Rasanya cukup bangga juga melihat TNI AL mempunya jenis kapal ini, wilayah luasnya Nusantara dengan taburan ribuan pulau, menjadikan operasional LPD dipandang sangat ideal. Di dunia pun, tak sembarang kekuatan laut yang mengoperasikan LPD, diantaranyaada AL AS, Cina, Perancis, India, Italia, Belanda, Jepang, Spanyol, dan Inggris. Bila diamati, beberapa negara diatas termasuk yang punya ekspansi militer level global. Pastinya dukungan LPD sangat diperlukan untuk menunjang misi militer dibelahan dunia lainnya. Sedikit menyinggung operasi militer dibelahan dunia lainnya, TNI AL pun sudah merasakan andil besar LPD dalam operasi pembebasan MV Sinar Kudus dari tangan bajak laut Somalia pada Maret 2011. Saat itu, KRI Banjarmasin membawa satu heli NBell-412, tujuh boat Sea Rider, lima tank BMP-3F, empat howitzer LG-1 MK II, dan 18 perahu karet.

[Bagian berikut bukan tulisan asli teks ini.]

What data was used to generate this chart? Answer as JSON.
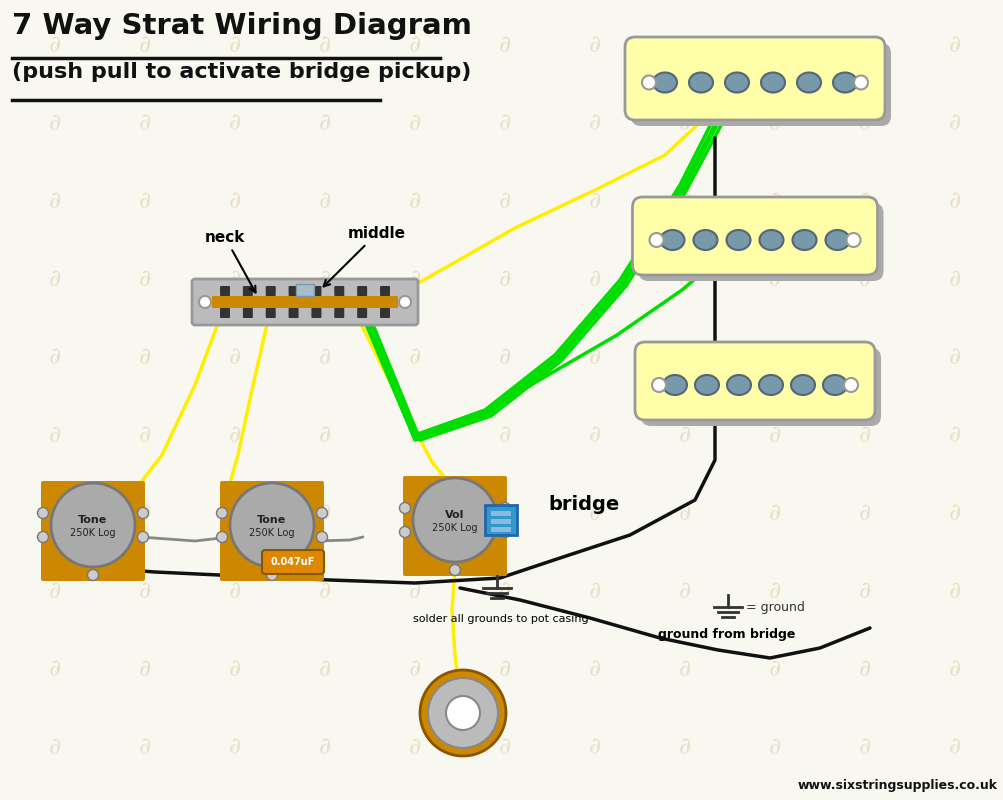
{
  "title_line1": "7 Way Strat Wiring Diagram",
  "title_line2": "(push pull to activate bridge pickup)",
  "bg_color": "#f8f8f0",
  "watermark_color": "#e8e0c8",
  "pickup_color": "#ffffaa",
  "pickup_base_color": "#999999",
  "pickup_pole_color": "#7799aa",
  "pot_body_color": "#aaaaaa",
  "pot_rim_color": "#cc8800",
  "switch_color": "#bbbbbb",
  "switch_bar_color": "#cc8800",
  "cap_color": "#dd8800",
  "connector_color": "#3399cc",
  "wire_yellow": "#ffee00",
  "wire_green": "#00dd00",
  "wire_black": "#111111",
  "wire_gray": "#888888",
  "text_color": "#111111",
  "ground_color": "#333333",
  "jack_orange": "#cc8800",
  "website": "www.sixstringsupplies.co.uk",
  "label_neck": "neck",
  "label_middle": "middle",
  "label_bridge": "bridge",
  "label_ground_bridge": "ground from bridge",
  "label_solder": "solder all grounds to pot casing",
  "label_tone1": [
    "Tone",
    "250K Log"
  ],
  "label_tone2": [
    "Tone",
    "250K Log"
  ],
  "label_vol": [
    "Vol",
    "250K Log"
  ],
  "label_cap": "0.047uF",
  "label_eq_ground": "= ground"
}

Di Asia Tenggara, populasi LPD tidak banyak, dan jangan dikira hanya
Indonesia yang punya. Meski kederangan agak aneh, Singapura dengan luas
wilayah daratan hanya sebesar DKI Jakarta, ternyata juga mengoperasikan
LPD dari kelas Endurance. Bila LPD TNI AL digarap atas lisensi dari
Korea Selatan. Maka LPD Endurance milik Singapura dirancang dan dibangun
secara lokal oleh ST (Singapore Technologies) Marine. Total ada 4 jenis
LPD milik AL Singapura, yaitu RSS Endurance, RSS Resolution, RSS
Pesistence dan RSS Endeavour.
Dari segi bobot, LPD Singapura punya bobot 6.000 ton dengan panjang
141 meter. Dari segi persenjataan, Endurance bisa dibilang LPD di dunia
yang paling kokoh persenjataannya, dibuktikan dengan adopsi meriam
reaksi cepat OTO Melara 76 mm, rudal Mistral, dan kanon CIWS (close in weapon system)
M242 Bushmaster kaliber 25 mm. Selain dioperasikan oleh AL Singapura,
LPD kelas Endurance juga di ekspor untuk AL Thailand, yakni HTMS
Angthong yang resmi diluncurkan pada 2011 lalu. Meski tak dibekali side ramp, tapi LPD buatan Singapura punya kelebihan yang tak dimiliki oleh LPD Indonesia, yaitu adanya front bow ramp, yakni pintu palka di bagian haluan, mirip yang terdapat di LST (Landing Ship Tank).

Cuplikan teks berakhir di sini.